Plusieurs ONG se sont unies pour dénoncer le fait que les entreprises européennes continuent à se fournir en minerais provenant de zones de conflit. Selon ces organisations, la proposition législative de la Commission européenne relative à l’approvisionnement responsable n’est pas suffisamment stricte.
Plus de 60 organisations non gouvernementales internationales ont publiquement pris position en septembre 2013 pour souligner la nécessité d’une législation robuste, fondée sur les normes existantes en matière de diligence raisonnable, telles que définies par l’ONU et l’OCDE. Elles se disent aujourd’hui déçues et inquiètes face à la proposition de la Commission. « En se concentrant uniquement sur ces quatre minerais, l’UE échoue à répondre au fait que d’autres types de ressources naturelles alimentent aussi certains conflits », déclare Astrid Schrama de Pax. La proposition concerne les entreprises actives dans les secteurs de l’étain, du tantale, du tungstène et de l’or. « Nos recherches ont démontré que l’extraction de charbon a financé la création de groupes armés paramilitaires en Colombie qui ont causé la mort de milliers de personnes et déplacé au moins 60.000 autres dans le département du Cesar. » Différents rapports indiquent aussi que les pierres précieuses ont contribué au financement des combats et de la violence au Zimbabwe, en Birmanie ainsi qu’en Colombie.
Chantal Daniels de Christian Aid déclare: « La Commission a manqué l’opportunité de proposer une législation qui aurait véritablement aidé des millions de personnes dans les pays ravagés par la guerre, où les ressources naturelles fournissent motivation et financement aux groupes armés. En outre, la proposition ne garantit pas aux consommateurs européens que les produits qu’ils achètent n’ont pas contribué à alimenter violences, instabilité et violations de droits humains. » Pour garantir que les ressources naturelles provenant des zones de conflit ou à haut risque n’entrent pas sur les marchés de l’UE, la législation devrait également s’appliquer aux fabricants et aux entreprises qui importent des produits finis. En effet, les métaux provenant de zones de conflit entrent quotidiennement dans l’UE sous la forme de produits manufacturés tels que des ordinateurs, des téléphones portables, des ampoules ou des voitures.
Une proposition laxiste
« Avec cette proposition, l’Union européenne (UE) envoie en somme le message qu’il est acceptable pour les entreprises de ne pas opter pour un comportement responsable« , explique Sophia Pickles de Global Witness. « Ce laxisme risque de saper le devoir des Etats de protéger les droits humains, reconnu par le droit international. De plus, cette proposition peut aussi s’avérer superflue puisque les gouvernements européens ont déjà approuvé un tel ensemble de principes volontaires de diligence raisonnable, tels que ceux développés par l’Organisation de coopération et développement économiques (OCDE). »

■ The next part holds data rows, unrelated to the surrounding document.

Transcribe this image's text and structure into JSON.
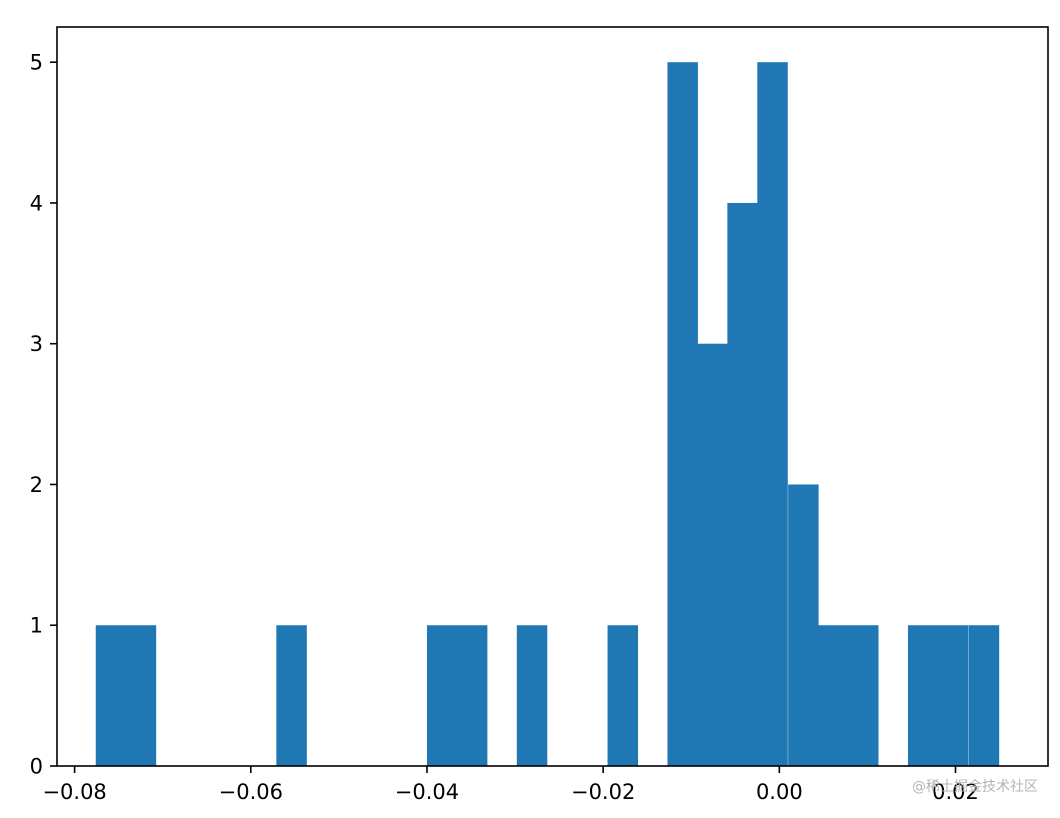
{
  "chart_data": {
    "type": "bar",
    "subtype": "histogram",
    "title": "",
    "xlabel": "",
    "ylabel": "",
    "xlim": [
      -0.082,
      0.0305
    ],
    "ylim": [
      0,
      5.25
    ],
    "bin_width": 0.003414,
    "bins": [
      {
        "x0": -0.0776,
        "count": 1
      },
      {
        "x0": -0.0742,
        "count": 1
      },
      {
        "x0": -0.0708,
        "count": 0
      },
      {
        "x0": -0.0674,
        "count": 0
      },
      {
        "x0": -0.0639,
        "count": 0
      },
      {
        "x0": -0.0605,
        "count": 0
      },
      {
        "x0": -0.0571,
        "count": 1
      },
      {
        "x0": -0.0537,
        "count": 0
      },
      {
        "x0": -0.0503,
        "count": 0
      },
      {
        "x0": -0.0469,
        "count": 0
      },
      {
        "x0": -0.0434,
        "count": 0
      },
      {
        "x0": -0.04,
        "count": 1
      },
      {
        "x0": -0.0366,
        "count": 1
      },
      {
        "x0": -0.0332,
        "count": 0
      },
      {
        "x0": -0.0298,
        "count": 1
      },
      {
        "x0": -0.0264,
        "count": 0
      },
      {
        "x0": -0.0229,
        "count": 0
      },
      {
        "x0": -0.0195,
        "count": 1
      },
      {
        "x0": -0.0161,
        "count": 0
      },
      {
        "x0": -0.0127,
        "count": 5
      },
      {
        "x0": -0.0093,
        "count": 3
      },
      {
        "x0": -0.0059,
        "count": 4
      },
      {
        "x0": -0.0025,
        "count": 5
      },
      {
        "x0": 0.001,
        "count": 2
      },
      {
        "x0": 0.0044,
        "count": 1
      },
      {
        "x0": 0.0078,
        "count": 1
      },
      {
        "x0": 0.0112,
        "count": 0
      },
      {
        "x0": 0.0146,
        "count": 1
      },
      {
        "x0": 0.018,
        "count": 1
      },
      {
        "x0": 0.0215,
        "count": 1
      }
    ],
    "x_ticks": [
      {
        "value": -0.08,
        "label": "−0.08"
      },
      {
        "value": -0.06,
        "label": "−0.06"
      },
      {
        "value": -0.04,
        "label": "−0.04"
      },
      {
        "value": -0.02,
        "label": "−0.02"
      },
      {
        "value": 0.0,
        "label": "0.00"
      },
      {
        "value": 0.02,
        "label": "0.02"
      }
    ],
    "y_ticks": [
      {
        "value": 0,
        "label": "0"
      },
      {
        "value": 1,
        "label": "1"
      },
      {
        "value": 2,
        "label": "2"
      },
      {
        "value": 3,
        "label": "3"
      },
      {
        "value": 4,
        "label": "4"
      },
      {
        "value": 5,
        "label": "5"
      }
    ],
    "grid": false,
    "legend": "none",
    "bar_color": "#1f77b4"
  },
  "watermark": "@稀土掘金技术社区"
}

S’inspirer de l’exemple américain
Aux Etats-Unis, un texte de loi entré en vigueur en 2010, stipulant que les entreprises basées aux Etats-Unis doivent effectuer un contrôle des minerais provenant de la République démocratique du Congo et de ses pays frontaliers, a déjà apporté des changements dans la manière dont opèrent les entreprises. Sans une législation européenne stricte, exigeant des entreprises qu’elles exercent le devoir de diligence de façon transparente, la Commission européenne ne parviendra pas à amener les entreprises européennes à respecter les mêmes normes d’approvisionnement responsable que leurs concurrentes américaines.
L’Europe, un point de passage des minerais de conflit
« Il est absolument crucial que l’UE fasse respecter les standards internationaux qui existent déjà », défend Seema Joshi d’Amnesty International. « Une réglementation qui n’inclurait même pas une obligation de reporting pour les entreprises européennes, qui utilisent et échangent des ressources naturelles, échouera à empêcher l’Europe d’agir comme le point de passage du commerce de minerais de conflit. Une telle législation ne permettra pas non plus de garantir que les entreprises européennes ne causent ou ne contribuent pas à de sérieux cas de violations des droits humains, dans les cas où elles se fournissent dans ces zones à haut risque. »
Selon Michael Reckordt d’AK Rohstoffe: « Il semblerait ici que la Commission a plié face aux demandes du puissant lobby industriel d’affaiblir cette législation et d’en réduire la portée. »
Le Parlement européen et le Conseil de l’UE seront appelés à examiner cette proposition au cours de cette année. « Il est impératif que les parlementaires et les Etats membres renforcent alors cette législation afin qu’elle puisse remplir ses objectifs. Autrement, l’UE demeurera pour encore longtemps le carrefour de ce commerce néfaste », concluent les signataires de ce communiqué.